LOS ANGELES - An obsessed fan accused of making death threats against Catherine Zeta-Jones was found slumped on the floor of her jail cell on Thursday after illicitly taking two sleeping pills following a day of chilling testimony by the actress and her husband Michael Douglas.
Richard Herman, who is defending Dawnette Knight on 25 counts of stalking Zeta-Jones through threatening letters and phone calls, dismissed suggestions that his client had attempted suicide.
But he told reporters Knight posed no danger to the actress and was sorry about the letters, parts of which were read out in court by Zeta-Jones on Wednesday. The writer threatened to "slice her up like meat on a bone" and said the Oscar-winning actress would be "shredded to pieces like Sharon Tate."
"She is just devastated. She is very, very sorry.
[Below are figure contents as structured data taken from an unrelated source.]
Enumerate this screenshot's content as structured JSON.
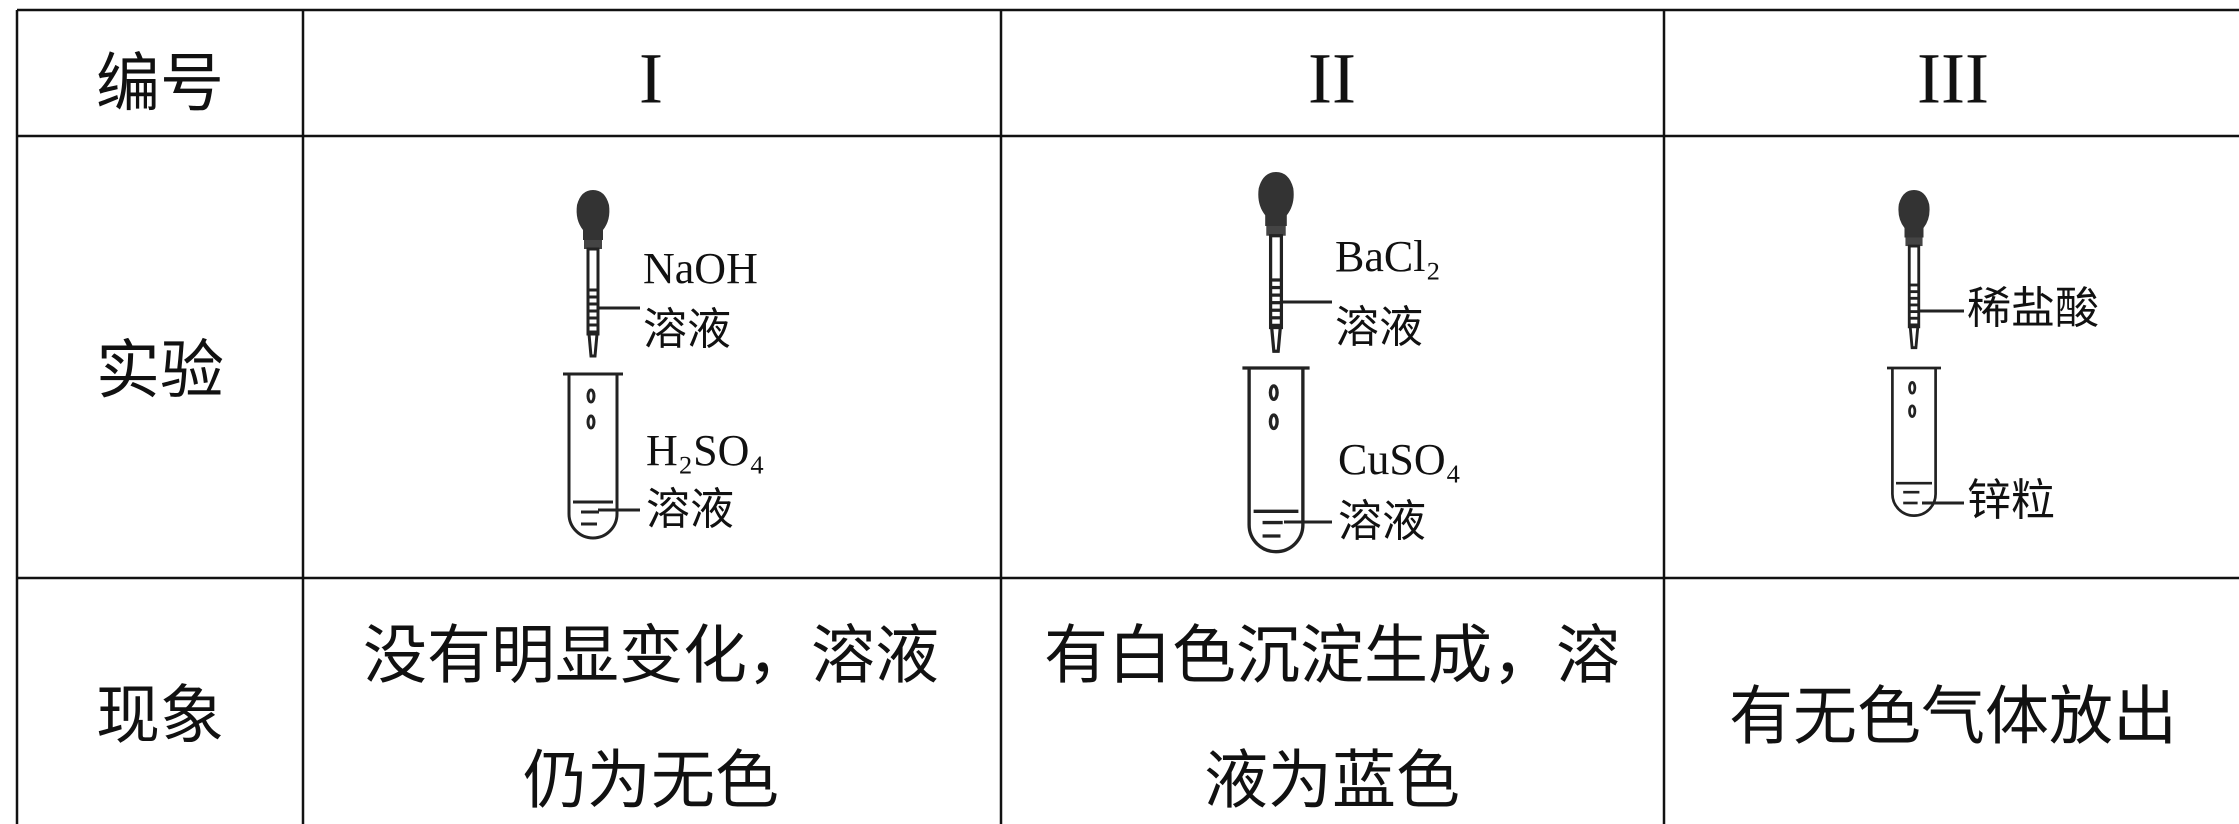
{
  "table": {
    "header": [
      "编号",
      "I",
      "II",
      "III"
    ],
    "experiment": {
      "label": "实验",
      "cells": [
        {
          "dropper": [
            "NaOH",
            "溶液"
          ],
          "tube": [
            "H₂SO₄",
            "溶液"
          ]
        },
        {
          "dropper": [
            "BaCl₂",
            "溶液"
          ],
          "tube": [
            "CuSO₄",
            "溶液"
          ]
        },
        {
          "dropper": [
            "稀盐酸"
          ],
          "tube": [
            "锌粒"
          ]
        }
      ]
    },
    "phenomenon": {
      "label": "现象",
      "cells": [
        [
          "没有明显变化，溶液",
          "仍为无色"
        ],
        [
          "有白色沉淀生成，溶",
          "液为蓝色"
        ],
        [
          "有无色气体放出"
        ]
      ]
    }
  }
}
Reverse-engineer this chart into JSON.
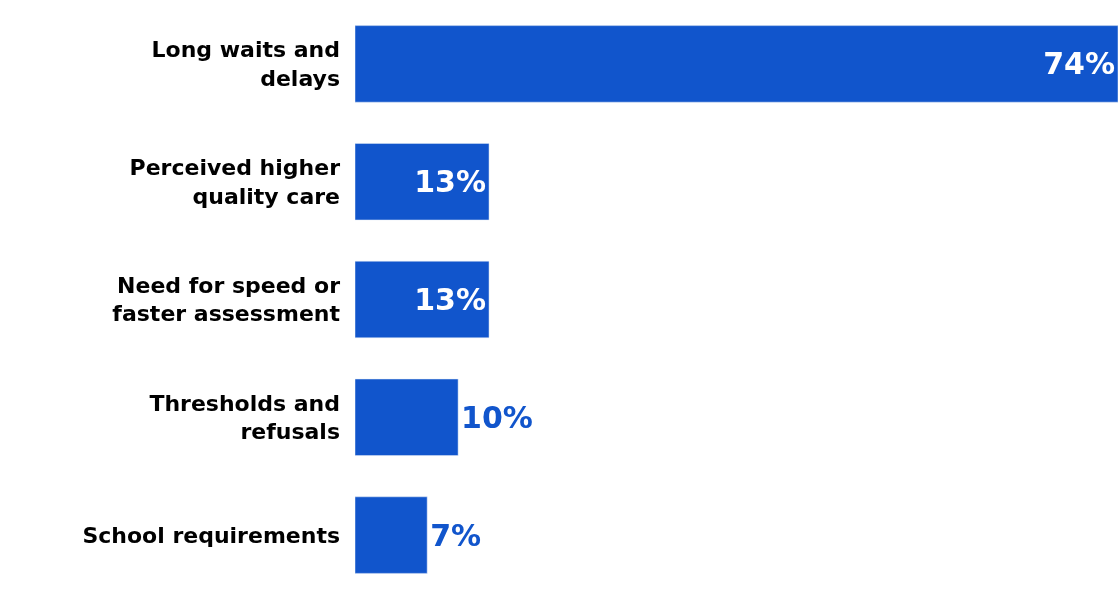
{
  "chart_data": {
    "type": "bar",
    "orientation": "horizontal",
    "categories": [
      "Long waits and delays",
      "Perceived higher quality care",
      "Need for speed or faster assessment",
      "Thresholds and refusals",
      "School requirements"
    ],
    "values": [
      74,
      13,
      13,
      10,
      7
    ],
    "value_labels": [
      "74%",
      "13%",
      "13%",
      "10%",
      "7%"
    ],
    "color": "#1155cc",
    "tick_labels": "y"
  }
}
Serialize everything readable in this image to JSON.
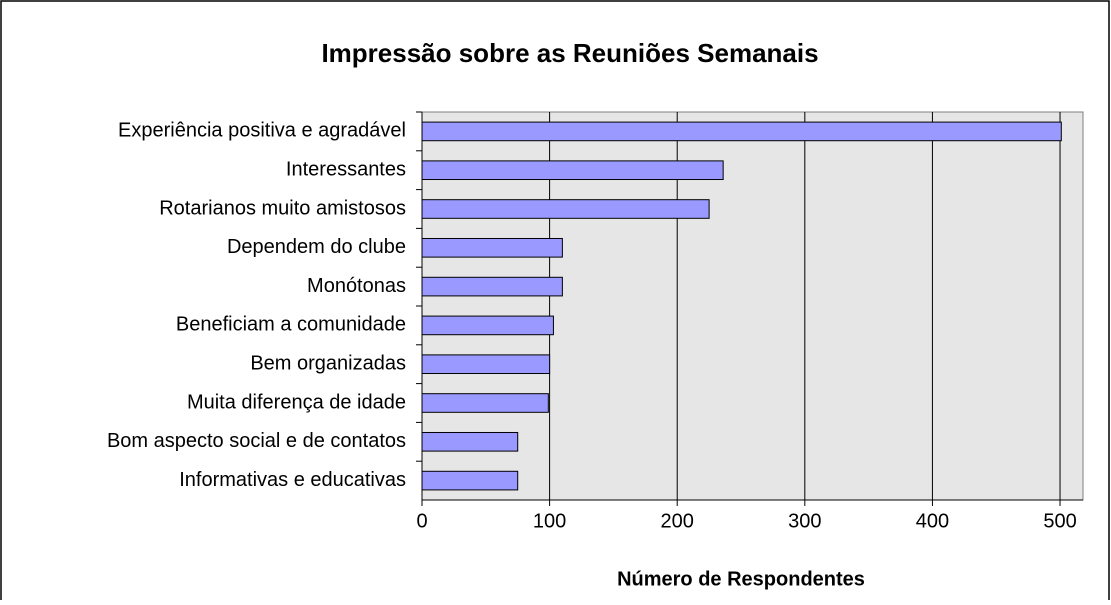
{
  "chart_data": {
    "type": "bar",
    "orientation": "horizontal",
    "title": "Impressão sobre as Reuniões Semanais",
    "x_label": "Número de Respondentes",
    "categories": [
      "Experiência positiva e agradável",
      "Interessantes",
      "Rotarianos muito amistosos",
      "Dependem do clube",
      "Monótonas",
      "Beneficiam a comunidade",
      "Bem organizadas",
      "Muita diferença de idade",
      "Bom aspecto social e de contatos",
      "Informativas e educativas"
    ],
    "values": [
      501,
      236,
      225,
      110,
      110,
      103,
      100,
      99,
      75,
      75
    ],
    "color": "#9999ff",
    "xlim": [
      0,
      518
    ],
    "xticks": [
      0,
      100,
      200,
      300,
      400,
      500
    ],
    "grid": true
  }
}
She had no idea (the letters) would cause so much distress," Herman said. "She just wanted a good night's sleep and she took two sleeping pills and got a little too good a night's sleep."
Herman said Knight fell asleep on the floor of the Los Angeles jail where she is being held pending trial. The pills had not been prescribed for her and when prison guards were unable to rouse her, she was taken to hospital, checked over and returned to jail. Thursday's scheduled court hearing was postponed because Knight was too drowsy to follow proceedings.
Herman said Knight was driven by a huge crush on Michael Douglas and a conviction that Zeta-Jones had married him for his money and was cheating on him. She is accused of making death threats in letters written over an 18-month period and mailed to family and friends of the actress.
"This is probably the only 'stalker' case ever where the defendant has no history of mental problems. She is perfectly normal. This is an aberrant thing that happened to a normal woman," Herman said.
Douglas testified on Wednesday that the letters and phone calls drove Zeta-Jones to the verge of a nervous breakdown. The actress said she felt terrorised and was so panicked that she felt she was about to suffer a stroke or heart attack.
The preliminary hearing will resume on Friday to determine whether there is sufficient evidence for a trial.